On a tous connu ce moment où l'on ravale un commentaire en réunion, où l'on rit d'une blague blessante, ou où l'on dit « ça ne fait rien » alors que tout notre corps hurle « si, justement ». Une fois, ce n'est pas grave. Mais quand cela devient votre fonctionnement habituel, vous accumulez une tension comparable à des courbatures émotionnelles qui ne disparaissent jamais vraiment de votre système.

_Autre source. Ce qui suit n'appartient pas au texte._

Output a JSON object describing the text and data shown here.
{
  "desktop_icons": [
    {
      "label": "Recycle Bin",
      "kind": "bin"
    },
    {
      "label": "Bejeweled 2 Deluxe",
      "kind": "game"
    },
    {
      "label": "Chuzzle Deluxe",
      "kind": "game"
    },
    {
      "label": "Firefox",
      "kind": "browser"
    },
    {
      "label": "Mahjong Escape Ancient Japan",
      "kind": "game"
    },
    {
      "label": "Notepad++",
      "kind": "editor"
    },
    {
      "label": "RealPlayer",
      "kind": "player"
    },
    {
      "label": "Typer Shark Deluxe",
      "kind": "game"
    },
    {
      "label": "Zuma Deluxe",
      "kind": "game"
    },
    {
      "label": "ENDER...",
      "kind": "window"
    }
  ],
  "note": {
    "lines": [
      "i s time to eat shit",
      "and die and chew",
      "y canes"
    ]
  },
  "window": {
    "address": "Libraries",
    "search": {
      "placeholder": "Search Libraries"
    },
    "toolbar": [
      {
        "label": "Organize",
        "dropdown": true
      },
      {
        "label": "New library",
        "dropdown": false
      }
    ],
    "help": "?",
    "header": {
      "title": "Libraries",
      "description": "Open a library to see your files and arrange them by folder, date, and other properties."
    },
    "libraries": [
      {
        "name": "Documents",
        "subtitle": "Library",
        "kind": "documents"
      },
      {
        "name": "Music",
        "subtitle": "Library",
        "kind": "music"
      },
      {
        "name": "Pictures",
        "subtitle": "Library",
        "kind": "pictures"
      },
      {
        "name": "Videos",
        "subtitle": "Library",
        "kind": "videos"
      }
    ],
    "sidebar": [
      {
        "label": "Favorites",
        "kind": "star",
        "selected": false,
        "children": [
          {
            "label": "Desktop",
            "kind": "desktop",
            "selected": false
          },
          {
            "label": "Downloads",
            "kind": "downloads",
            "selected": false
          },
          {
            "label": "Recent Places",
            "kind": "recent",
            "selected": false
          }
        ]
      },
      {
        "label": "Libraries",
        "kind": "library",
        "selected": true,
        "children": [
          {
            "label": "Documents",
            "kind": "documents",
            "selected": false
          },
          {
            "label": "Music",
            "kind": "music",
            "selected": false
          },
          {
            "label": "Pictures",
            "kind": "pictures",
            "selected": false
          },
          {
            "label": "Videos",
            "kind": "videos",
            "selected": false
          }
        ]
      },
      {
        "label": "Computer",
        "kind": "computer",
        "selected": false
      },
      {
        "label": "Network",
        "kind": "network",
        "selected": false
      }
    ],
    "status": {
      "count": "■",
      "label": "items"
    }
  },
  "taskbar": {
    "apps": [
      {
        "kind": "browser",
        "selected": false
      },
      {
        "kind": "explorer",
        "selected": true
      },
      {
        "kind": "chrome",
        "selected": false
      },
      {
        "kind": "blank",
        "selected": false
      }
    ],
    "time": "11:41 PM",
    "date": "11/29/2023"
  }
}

Quand le corps finit par parler à la place de la parole
Prenez cet homme d'une trentaine d'années qui souffrait de douleurs gastriques depuis des années. Les médicaments ne l'aidaient qu'à moitié. Jusqu'au jour où il a consulté un thérapeute et a commencé à parler de son besoin constant de satisfaire tout le monde. Les douleurs à l'estomac n'étaient pas uniquement psychologiques, mais elles se sont atténuées au moment où il a enfin mis des mots sur sa colère et sa déception. Ce type d'histoire revient de façon frappamment récurrente.
D'un point de vue psychologique, le lien est parfaitement logique. Les émotions ne sont pas de vagues nuages ; ce sont des processus physiologiques. La colère accélère le rythme cardiaque, la tristesse écrase l'énergie, l'anxiété met le système nerveux en mode survie. Si vous laissez cette vague monter puis redescendre, votre système se calme. Si vous l'étouffez, vous restez coincé dans un état de semi-activation permanente.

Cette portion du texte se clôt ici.